Alice had a 0-indexed array arr consisting of n positive integers. She chose an arbitrary positive integer k and created two new 0-indexed integer arrays lower and higher in the following manner:

  1. lower[i] = arr[i] - k, for every index i where 0 <= i < n
  2. higher[i] = arr[i] + k, for every index i where 0 <= i < n

Unfortunately, Alice lost all three arrays. However, she remembers the integers that were present in the arrays lower and higher, but not the array each integer belonged to. Help Alice and recover the original array.

Given an array nums consisting of 2n integers, where exactly n of the integers were present in lower and the remaining in higher, return the original array arr. In case the answer is not unique, return any valid array.

Note: The test cases are generated such that there exists at least one valid array arr.

 

Example 1:

Input: nums = [2,10,6,4,8,12]
Output: [3,7,11]
Explanation:
If arr = [3,7,11] and k = 1, we get lower = [2,6,10] and higher = [4,8,12].
Combining lower and higher gives us [2,6,10,4,8,12], which is a permutation of nums.
Another valid possibility is that arr = [5,7,9] and k = 3. In that case, lower = [2,4,6] and higher = [8,10,12].

Example 2:

Input: nums = [1,1,3,3]
Output: [2,2]
Explanation:
If arr = [2,2] and k = 1, we get lower = [1,1] and higher = [3,3].
Combining lower and higher gives us [1,1,3,3], which is equal to nums.
Note that arr cannot be [1,3] because in that case, the only possible way to obtain [1,1,3,3] is with k = 0.
This is invalid since k must be positive.

Example 3:

Input: nums = [5,435]
Output: [220]
Explanation:
The only possible combination is arr = [220] and k = 215. Using them, we get lower = [5] and higher = [435].

 

Constraints:

  • 2 * n == nums.length
  • 1 <= n <= 1000
  • 1 <= nums[i] <= 109
  • The test cases are generated such that there exists at least one valid array arr.

Solution Explanation

This problem asks us to recover the original array arr given an array nums containing elements from lower and higher arrays. lower[i] = arr[i] - k and higher[i] = arr[i] + k, where k is an unknown positive integer.

The solution uses a brute-force approach with several optimizations. Here's a breakdown:

  1. Sorting: The input array nums is first sorted. This allows us to efficiently find pairs of numbers that could potentially represent lower[i] and higher[i] for some i.

  2. Iterating Through Potential k Values: The outer loop iterates through each element of nums (except the first) to check if the difference between it and the first element (nums[0]) can be a valid 2k. If the difference is not even or is 0, it's skipped because k must be a positive integer.

  3. Finding Pairs: For each potential 2k, a boolean array vis (or equivalent data structure in other languages) is used to track which elements of nums have been used. Two pointers l and r are employed to efficiently find pairs that differ by 2k. l starts at 1 (skipping the first element nums[0]). r starts from i+1 as nums[i] is already matched with nums[0]. The inner loop checks if the difference nums[r] - nums[l] is equal to 2k. If it's equal, it means we've found a pair (nums[l] and nums[r]) forming lower[i] and higher[i] for some i, and the corresponding element in the original array arr is calculated as (nums[l] + nums[r]) / 2.

  4. Validation: After finding a potential pair, the corresponding element in arr is added to the result list ans. The process continues until either all elements are used (the length of ans equals n, where 2n is the length of nums) or no more pairs are found.

  5. Returning the Result: If the length of ans becomes n/2, it means we have successfully reconstructed half of the original array using the found pairs. This array ans is returned. Otherwise, the loop continues checking for other potential k values. If no valid arr is found, an empty list is returned (or null in Java).

Time Complexity Analysis

The outer loop iterates up to O(n) times. The inner loop performs operations related to finding pairs of numbers that differ by 2k.
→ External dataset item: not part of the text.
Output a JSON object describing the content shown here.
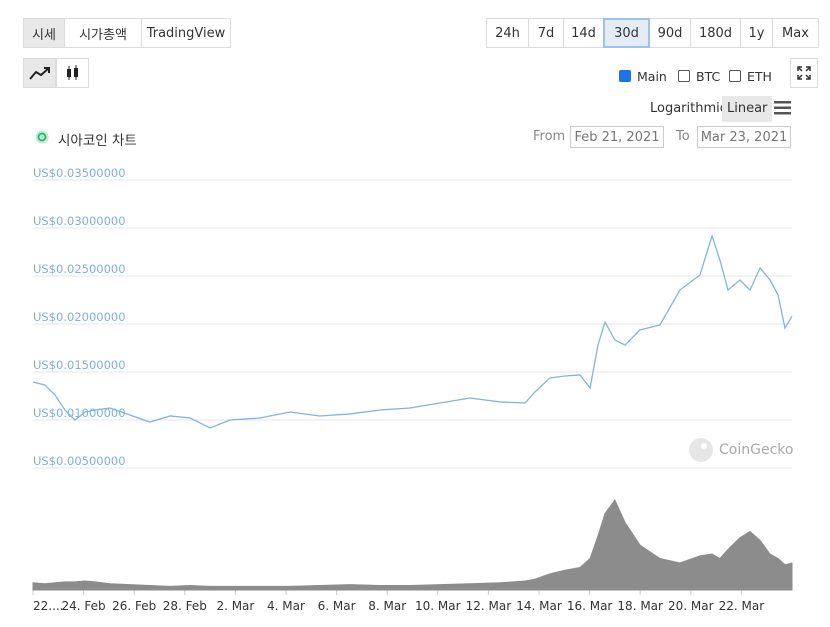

In the worst case, this inner loop can also take O(n) time. Therefore, the overall time complexity is O(n^2). The sorting step contributes O(n log n), but this is dominated by the nested loops' O(n^2) complexity.

Space Complexity Analysis

The space complexity is dominated by the vis array (or its equivalent) which takes O(n) space. Other variables take constant space. Therefore, the space complexity is O(n).